Enable/disable highlighting CamelCase links to missing pages.

macro_providers

List of components that implement IWikiMacroProvider

make_label_from_target(target)

Create a label from a wiki target.

A trailing fragment and query string is stripped. Then, leading ./, ../ and / elements are stripped, except when this would lead to an empty label. Finally, if split_page_names is true, the label is split accordingly.

pages

Return the names of all existing wiki pages.

render_unsafe_content

Enable/disable the use of unsafe HTML tags such as <script> or <embed> with the HTML [wiki:WikiProcessors WikiProcessor].

For public sites where anonymous users can edit the wiki it is recommended to leave this option disabled.

resolve_relative_name(pagename, referrer)

Resolves a pagename relative to a referrer pagename.

safe_origins

List of URIs considered “safe cross-origin”, that will be rendered as img element without crossorigin="anonymous" attribute or used in url() of inline style attribute even if [wiki] render_unsafe_content is false (‘’since 1.0.15’‘).
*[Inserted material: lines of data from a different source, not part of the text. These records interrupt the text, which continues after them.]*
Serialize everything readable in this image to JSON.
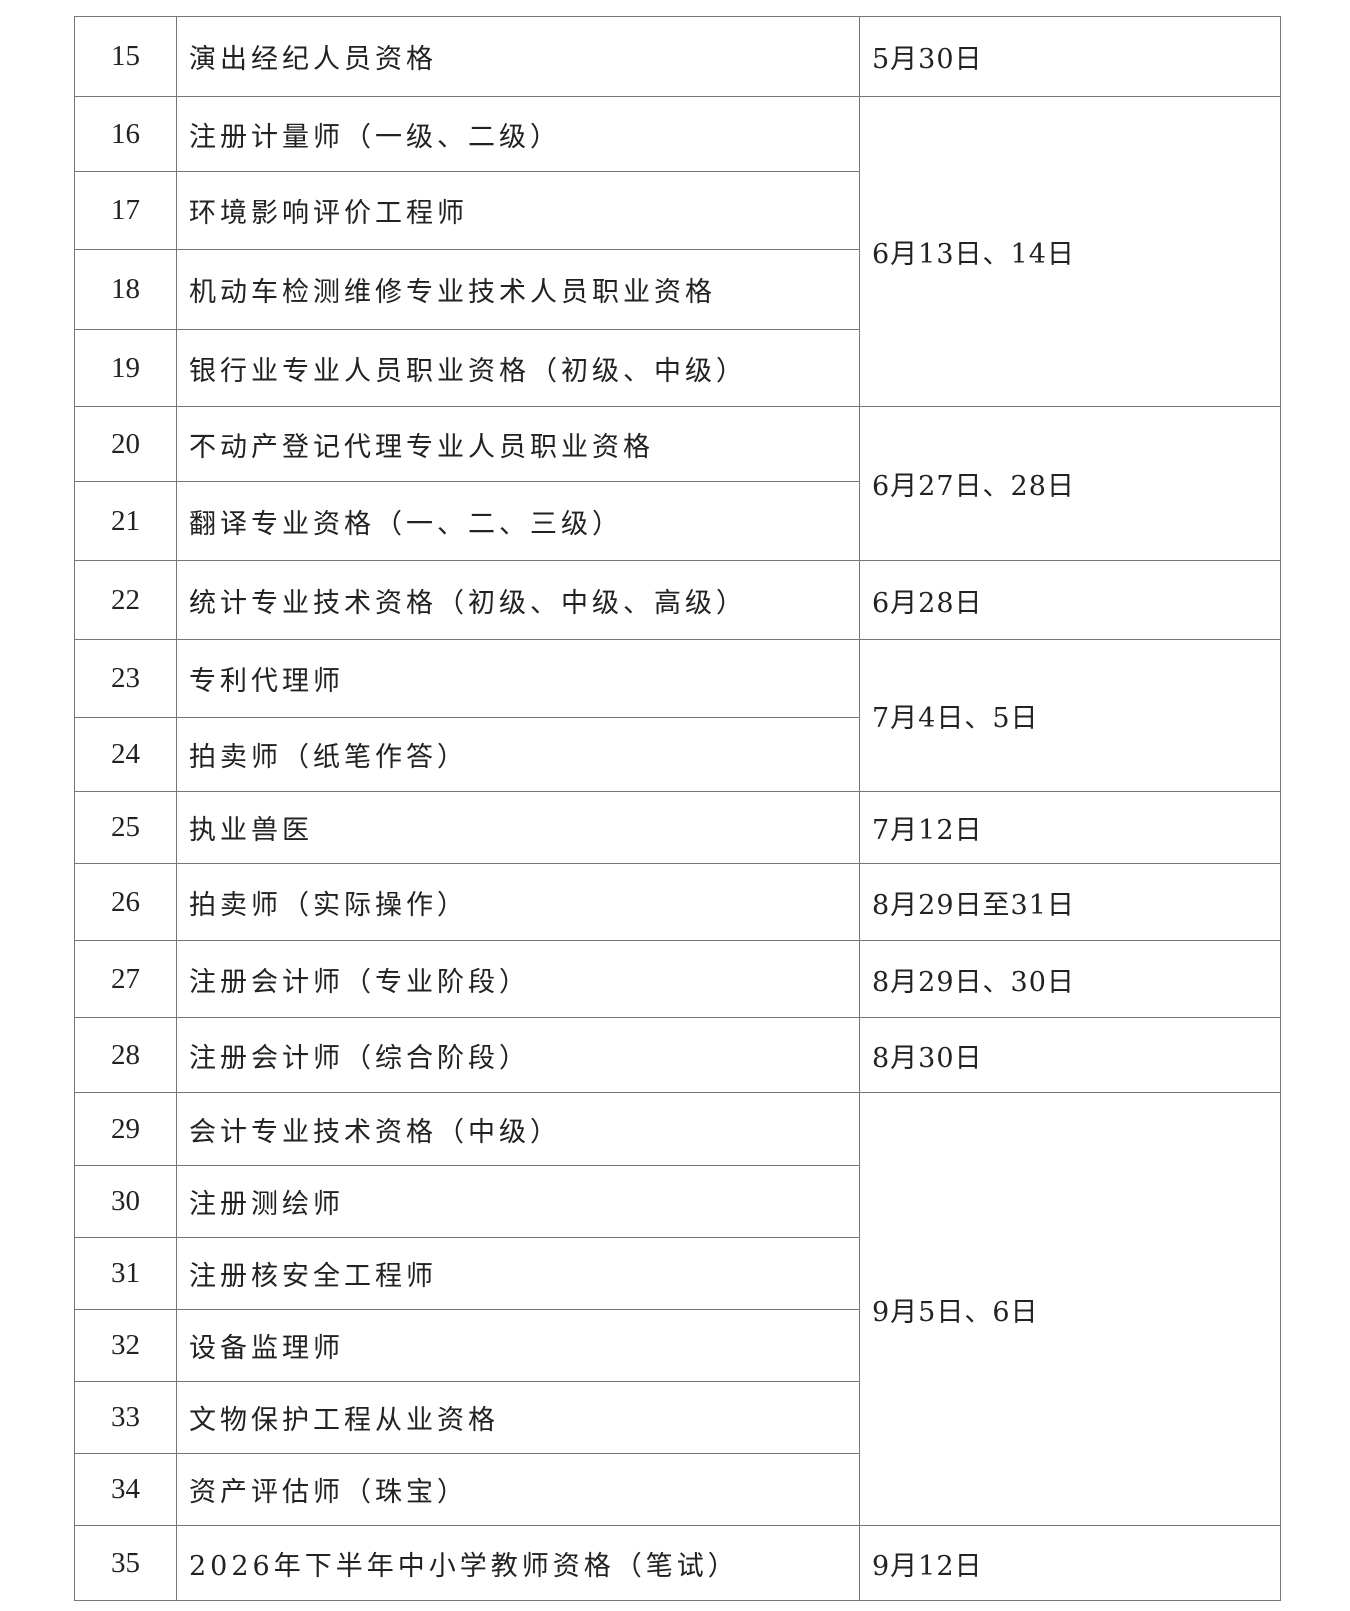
{
  "rows": [
    {
      "no": "15",
      "name": "演出经纪人员资格",
      "date": "5月30日"
    },
    {
      "no": "16",
      "name": "注册计量师（一级、二级）",
      "date": "6月13日、14日"
    },
    {
      "no": "17",
      "name": "环境影响评价工程师"
    },
    {
      "no": "18",
      "name": "机动车检测维修专业技术人员职业资格"
    },
    {
      "no": "19",
      "name": "银行业专业人员职业资格（初级、中级）"
    },
    {
      "no": "20",
      "name": "不动产登记代理专业人员职业资格",
      "date": "6月27日、28日"
    },
    {
      "no": "21",
      "name": "翻译专业资格（一、二、三级）"
    },
    {
      "no": "22",
      "name": "统计专业技术资格（初级、中级、高级）",
      "date": "6月28日"
    },
    {
      "no": "23",
      "name": "专利代理师",
      "date": "7月4日、5日"
    },
    {
      "no": "24",
      "name": "拍卖师（纸笔作答）"
    },
    {
      "no": "25",
      "name": "执业兽医",
      "date": "7月12日"
    },
    {
      "no": "26",
      "name": "拍卖师（实际操作）",
      "date": "8月29日至31日"
    },
    {
      "no": "27",
      "name": "注册会计师（专业阶段）",
      "date": "8月29日、30日"
    },
    {
      "no": "28",
      "name": "注册会计师（综合阶段）",
      "date": "8月30日"
    },
    {
      "no": "29",
      "name": "会计专业技术资格（中级）",
      "date": "9月5日、6日"
    },
    {
      "no": "30",
      "name": "注册测绘师"
    },
    {
      "no": "31",
      "name": "注册核安全工程师"
    },
    {
      "no": "32",
      "name": "设备监理师"
    },
    {
      "no": "33",
      "name": "文物保护工程从业资格"
    },
    {
      "no": "34",
      "name": "资产评估师（珠宝）"
    },
    {
      "no": "35",
      "name": "2026年下半年中小学教师资格（笔试）",
      "date": "9月12日"
    }
  ]
}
To make any origins safe, specify “*” in the list.

safe_schemes

List of URI schemes considered “safe”, that will be rendered as external links even if [wiki] render_unsafe_content is false.

split_page_names

Enable/disable splitting the WikiPageNames with space characters.

syntax_providers

List of components that implement IWikiSyntaxProvider

Other Functions

trac.wiki.api.parse_args(args, strict=True)

Utility for parsing macro “content” and splitting them into arguments.

The content is split along commas, unless they are escaped with a backquote (see example below).

Parameters:
  • args – a string containing macros arguments
  • strict – if True, only Python-like identifiers will be recognized as keyword arguments

Example usage:

>>> parse_args('')
([], {})
>>> parse_args('Some text')
(['Some text'], {})
>>> parse_args('Some text, mode= 3, some other arg\, with a comma.')
(['Some text', ' some other arg, with a comma.'], {'mode': ' 3'})
>>> parse_args('milestone=milestone1,status!=closed', strict=False)
([], {'status!': 'closed', 'milestone': 'milestone1'})
trac.wiki.api.validate_page_name(pagename)

Utility for validating wiki page name.